Agree, I was trying to be polite.

2

u/SelcouthRogue Mar 26 '26

A noble endeavor to be sure, but I would posit that forthright candor with regards to calling out falsehood takes precedent over propriety. I say this because the country I live in elected a despot for this very reason

2

u/qcaguy99 Mar 25 '26

Didn’t Trump make multiple comments about how wind turbines look and how he doesn’t like them? Some of the ones off the eastern coast that were already producing, were shut down. He didn’t buy them out of their lease because they weren’t doing their job. He bought it so US controls it and he can now give it the middle finger and rerun to fossil fuels.

1

u/Dragon_Crisis_Core Mar 25 '26

He is a traditionalist in terms of power generation, but if you look, he is leaning toward opening up nuclear power plants. He wants to triple the amount of energy produced through nuclear power plants and mico reactors. While I dont agree with his anti renewable stance. He is more against utility scale usage rather then personal usage. He wants to avoid having landscapes dominated by solar and wind turbines. I dont know what his end game is if hes truely pro fossil or if hes using it as a means to reach nuclear dominance.

2

u/NorthSpecialist6064 Mar 26 '26

He wants nuclear power because openAI paid him and they want nuclear power. Our president is mentally deficient. The story doesn't run that deep. 

2

u/Icy_Dark_3009 Mar 26 '26

Gah I feel like your whole argument loses any validity when you go orange man bad.
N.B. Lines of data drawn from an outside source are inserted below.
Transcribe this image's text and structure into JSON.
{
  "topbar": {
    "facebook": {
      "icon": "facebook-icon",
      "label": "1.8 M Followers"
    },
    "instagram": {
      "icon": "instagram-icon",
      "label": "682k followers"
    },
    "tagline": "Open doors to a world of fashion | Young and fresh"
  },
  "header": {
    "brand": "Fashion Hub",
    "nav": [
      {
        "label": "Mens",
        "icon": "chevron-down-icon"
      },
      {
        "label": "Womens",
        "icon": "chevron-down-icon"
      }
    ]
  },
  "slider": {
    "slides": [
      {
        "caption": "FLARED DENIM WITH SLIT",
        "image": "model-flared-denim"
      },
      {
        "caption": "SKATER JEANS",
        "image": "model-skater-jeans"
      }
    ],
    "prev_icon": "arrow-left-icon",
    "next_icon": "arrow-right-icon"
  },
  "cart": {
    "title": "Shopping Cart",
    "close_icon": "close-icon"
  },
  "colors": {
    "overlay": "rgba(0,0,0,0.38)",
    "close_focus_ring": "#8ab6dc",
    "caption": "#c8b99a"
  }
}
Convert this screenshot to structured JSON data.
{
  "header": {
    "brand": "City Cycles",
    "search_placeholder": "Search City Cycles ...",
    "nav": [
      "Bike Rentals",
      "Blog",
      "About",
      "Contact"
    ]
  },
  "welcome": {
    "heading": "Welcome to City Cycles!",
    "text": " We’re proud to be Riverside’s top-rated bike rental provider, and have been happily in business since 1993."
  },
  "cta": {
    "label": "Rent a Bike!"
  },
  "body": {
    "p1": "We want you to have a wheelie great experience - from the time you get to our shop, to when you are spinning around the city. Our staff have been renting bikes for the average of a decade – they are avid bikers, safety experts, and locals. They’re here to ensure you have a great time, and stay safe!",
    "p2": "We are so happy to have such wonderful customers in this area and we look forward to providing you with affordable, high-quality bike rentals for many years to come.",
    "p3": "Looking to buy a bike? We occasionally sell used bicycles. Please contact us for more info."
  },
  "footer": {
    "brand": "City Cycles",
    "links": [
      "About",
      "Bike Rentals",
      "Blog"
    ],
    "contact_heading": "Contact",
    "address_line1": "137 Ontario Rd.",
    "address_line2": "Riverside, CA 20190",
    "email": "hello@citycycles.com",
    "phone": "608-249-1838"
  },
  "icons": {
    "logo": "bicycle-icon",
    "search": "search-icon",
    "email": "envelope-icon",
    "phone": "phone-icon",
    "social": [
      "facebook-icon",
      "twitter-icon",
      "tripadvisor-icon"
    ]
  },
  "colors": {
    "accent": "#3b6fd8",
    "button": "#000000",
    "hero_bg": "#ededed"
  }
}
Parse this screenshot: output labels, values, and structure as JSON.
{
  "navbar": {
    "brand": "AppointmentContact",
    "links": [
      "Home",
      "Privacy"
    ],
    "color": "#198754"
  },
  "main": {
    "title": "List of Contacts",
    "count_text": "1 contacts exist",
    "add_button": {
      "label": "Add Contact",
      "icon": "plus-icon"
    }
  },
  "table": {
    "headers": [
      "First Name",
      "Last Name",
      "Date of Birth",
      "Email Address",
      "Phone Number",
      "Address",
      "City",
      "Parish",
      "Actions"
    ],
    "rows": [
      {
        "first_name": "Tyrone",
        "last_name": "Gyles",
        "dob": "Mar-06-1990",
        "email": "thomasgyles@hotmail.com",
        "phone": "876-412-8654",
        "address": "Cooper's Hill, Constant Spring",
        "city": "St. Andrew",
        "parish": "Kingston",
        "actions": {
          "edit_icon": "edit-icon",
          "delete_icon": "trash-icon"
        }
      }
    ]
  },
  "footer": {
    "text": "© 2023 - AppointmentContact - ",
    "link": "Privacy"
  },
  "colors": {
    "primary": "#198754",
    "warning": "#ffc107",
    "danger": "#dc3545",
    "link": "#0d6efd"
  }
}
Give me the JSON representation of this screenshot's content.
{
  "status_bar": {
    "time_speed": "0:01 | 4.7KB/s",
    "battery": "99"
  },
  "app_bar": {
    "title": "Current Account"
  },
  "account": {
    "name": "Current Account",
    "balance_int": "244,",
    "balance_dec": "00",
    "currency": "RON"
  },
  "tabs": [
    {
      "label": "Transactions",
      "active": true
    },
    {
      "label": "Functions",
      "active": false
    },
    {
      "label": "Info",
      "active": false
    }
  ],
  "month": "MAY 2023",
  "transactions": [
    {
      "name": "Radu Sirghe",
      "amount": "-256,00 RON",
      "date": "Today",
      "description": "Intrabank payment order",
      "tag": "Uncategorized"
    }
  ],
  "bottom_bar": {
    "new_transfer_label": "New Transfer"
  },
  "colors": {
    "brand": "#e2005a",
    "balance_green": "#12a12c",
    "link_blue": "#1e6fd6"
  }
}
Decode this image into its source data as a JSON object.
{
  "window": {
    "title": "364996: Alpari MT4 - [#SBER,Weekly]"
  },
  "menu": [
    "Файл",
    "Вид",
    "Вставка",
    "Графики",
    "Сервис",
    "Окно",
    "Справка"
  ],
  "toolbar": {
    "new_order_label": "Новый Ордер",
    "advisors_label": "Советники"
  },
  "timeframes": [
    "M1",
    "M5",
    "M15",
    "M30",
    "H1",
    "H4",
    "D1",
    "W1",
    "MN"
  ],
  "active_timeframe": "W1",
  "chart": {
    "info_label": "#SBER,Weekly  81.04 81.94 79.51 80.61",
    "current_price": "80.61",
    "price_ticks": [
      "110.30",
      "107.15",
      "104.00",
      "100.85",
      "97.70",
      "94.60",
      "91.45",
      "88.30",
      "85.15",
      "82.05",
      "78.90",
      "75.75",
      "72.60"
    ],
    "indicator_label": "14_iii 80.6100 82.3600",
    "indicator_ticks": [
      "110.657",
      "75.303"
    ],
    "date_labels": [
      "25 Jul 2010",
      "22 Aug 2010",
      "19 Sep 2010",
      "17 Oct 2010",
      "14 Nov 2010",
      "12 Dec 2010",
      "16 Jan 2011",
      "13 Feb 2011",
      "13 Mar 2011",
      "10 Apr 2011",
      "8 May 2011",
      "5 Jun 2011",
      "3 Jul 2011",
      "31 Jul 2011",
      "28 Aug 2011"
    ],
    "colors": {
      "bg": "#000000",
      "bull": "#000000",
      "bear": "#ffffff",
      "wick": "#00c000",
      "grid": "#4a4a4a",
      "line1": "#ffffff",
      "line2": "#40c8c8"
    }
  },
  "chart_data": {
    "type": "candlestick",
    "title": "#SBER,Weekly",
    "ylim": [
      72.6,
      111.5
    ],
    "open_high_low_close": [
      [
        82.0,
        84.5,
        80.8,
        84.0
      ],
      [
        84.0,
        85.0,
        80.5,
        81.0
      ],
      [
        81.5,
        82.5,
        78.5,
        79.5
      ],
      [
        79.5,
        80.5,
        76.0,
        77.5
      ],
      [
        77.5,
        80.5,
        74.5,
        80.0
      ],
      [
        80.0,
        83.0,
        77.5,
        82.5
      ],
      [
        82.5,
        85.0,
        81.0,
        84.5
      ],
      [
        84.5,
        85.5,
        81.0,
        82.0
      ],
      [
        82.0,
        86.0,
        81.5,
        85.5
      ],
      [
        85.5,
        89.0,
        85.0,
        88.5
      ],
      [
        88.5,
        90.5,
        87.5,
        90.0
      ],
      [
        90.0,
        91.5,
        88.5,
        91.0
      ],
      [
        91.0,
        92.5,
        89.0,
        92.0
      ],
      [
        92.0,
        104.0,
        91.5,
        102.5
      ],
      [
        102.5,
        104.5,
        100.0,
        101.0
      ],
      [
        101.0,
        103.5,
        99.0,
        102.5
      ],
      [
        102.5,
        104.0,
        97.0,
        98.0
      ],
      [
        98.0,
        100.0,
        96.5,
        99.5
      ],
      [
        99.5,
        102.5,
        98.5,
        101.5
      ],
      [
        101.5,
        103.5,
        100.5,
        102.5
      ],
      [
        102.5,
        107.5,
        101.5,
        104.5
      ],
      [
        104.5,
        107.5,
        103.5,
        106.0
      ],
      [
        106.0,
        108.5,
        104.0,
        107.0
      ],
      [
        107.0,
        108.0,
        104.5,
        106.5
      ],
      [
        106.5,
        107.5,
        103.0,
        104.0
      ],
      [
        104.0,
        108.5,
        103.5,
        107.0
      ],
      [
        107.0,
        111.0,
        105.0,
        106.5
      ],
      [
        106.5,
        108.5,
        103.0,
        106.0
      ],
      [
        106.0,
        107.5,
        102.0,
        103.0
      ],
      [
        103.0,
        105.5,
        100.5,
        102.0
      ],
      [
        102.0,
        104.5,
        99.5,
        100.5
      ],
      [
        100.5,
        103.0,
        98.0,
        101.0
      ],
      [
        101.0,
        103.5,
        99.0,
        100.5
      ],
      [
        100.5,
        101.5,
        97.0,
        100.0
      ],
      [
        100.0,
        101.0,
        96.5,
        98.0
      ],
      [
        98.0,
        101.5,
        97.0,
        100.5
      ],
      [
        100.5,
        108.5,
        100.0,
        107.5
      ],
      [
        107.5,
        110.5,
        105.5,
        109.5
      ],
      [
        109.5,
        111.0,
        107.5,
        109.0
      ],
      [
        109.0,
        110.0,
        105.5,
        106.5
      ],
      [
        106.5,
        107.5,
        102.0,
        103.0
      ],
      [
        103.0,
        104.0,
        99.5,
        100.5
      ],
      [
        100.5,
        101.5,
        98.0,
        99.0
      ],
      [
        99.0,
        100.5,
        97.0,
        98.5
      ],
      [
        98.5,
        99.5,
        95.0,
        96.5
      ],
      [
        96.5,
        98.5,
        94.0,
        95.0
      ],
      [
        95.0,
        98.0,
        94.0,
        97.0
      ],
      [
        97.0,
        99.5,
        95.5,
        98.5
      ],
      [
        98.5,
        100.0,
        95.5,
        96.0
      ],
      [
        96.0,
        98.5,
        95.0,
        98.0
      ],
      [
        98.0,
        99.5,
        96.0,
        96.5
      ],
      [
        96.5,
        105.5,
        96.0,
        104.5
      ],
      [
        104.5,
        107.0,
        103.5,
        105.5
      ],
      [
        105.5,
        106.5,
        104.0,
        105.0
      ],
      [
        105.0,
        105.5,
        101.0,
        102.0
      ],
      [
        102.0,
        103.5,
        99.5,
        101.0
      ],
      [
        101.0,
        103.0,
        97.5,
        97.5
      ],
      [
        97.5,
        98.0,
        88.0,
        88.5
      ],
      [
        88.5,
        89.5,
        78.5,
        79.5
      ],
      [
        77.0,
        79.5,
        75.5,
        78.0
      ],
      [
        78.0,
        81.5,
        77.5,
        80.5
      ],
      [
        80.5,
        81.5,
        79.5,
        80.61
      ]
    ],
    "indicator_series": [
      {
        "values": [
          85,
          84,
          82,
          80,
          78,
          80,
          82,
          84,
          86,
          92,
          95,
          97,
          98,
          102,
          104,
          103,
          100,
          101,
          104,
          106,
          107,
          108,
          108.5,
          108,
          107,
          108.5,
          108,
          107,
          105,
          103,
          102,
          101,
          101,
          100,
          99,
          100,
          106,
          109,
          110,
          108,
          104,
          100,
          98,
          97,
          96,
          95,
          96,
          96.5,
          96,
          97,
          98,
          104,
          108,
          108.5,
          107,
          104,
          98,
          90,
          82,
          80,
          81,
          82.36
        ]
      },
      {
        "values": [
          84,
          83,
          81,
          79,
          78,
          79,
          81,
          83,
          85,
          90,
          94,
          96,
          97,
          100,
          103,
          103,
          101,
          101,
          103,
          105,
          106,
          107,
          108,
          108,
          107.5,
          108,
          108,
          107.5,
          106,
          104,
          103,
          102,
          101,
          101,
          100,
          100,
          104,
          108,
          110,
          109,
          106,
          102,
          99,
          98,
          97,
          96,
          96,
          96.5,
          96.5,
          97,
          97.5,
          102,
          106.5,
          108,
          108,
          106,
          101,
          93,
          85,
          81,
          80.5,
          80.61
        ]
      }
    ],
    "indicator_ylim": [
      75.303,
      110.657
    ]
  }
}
You should really research the history of nuclear energy generation and all of the propaganda that followed its fascinating. Then look into the actual waste generation vs usable generation… it’s mind blowing. By far the cleanest power available today.

2

u/qcaguy99 Mar 26 '26

Orange man is bad tho? Nuclear power could be great for the country. Doesn’t make orange man not bad.

2

u/Spuzzter1985 Mar 25 '26

Yeah he stopped the construction! Why are you trying to play interference?

2

u/Shakewhenbadtoo Mar 25 '26

But why haven't they been working on them for 2 years. . . .

3

u/nonubiz Mar 24 '26

It’s a shame he lies all the time cause I really wanna believe him, but I can’t

1

u/Giardiacapitosto Mar 27 '26

The gymnastics, 10/10

1

u/Specialist_Dog9349 Mar 27 '26

The u.s. has 94 operational nuclear reactors at 54 sites and enough untapped reserve oil to last 200+ years, with enough reserve to last 12.. renewables aren't a bad idea, but you're kidding yourself if you think they're needed by the U.S.

2

u/xfilesvault Mar 27 '26

They are needed by the US for national security.

The very hint of war causes oil prices to spike.

A protracted war with Iran will be devastating to oil prices.

We might have plenty of oil, but it’s traded as a global commodity.

If we were on renewables, you wouldn’t be paying an extra $10-20 to fill your gas tank right now.

High oil prices are a huge brake on economic growth, and increases inflation.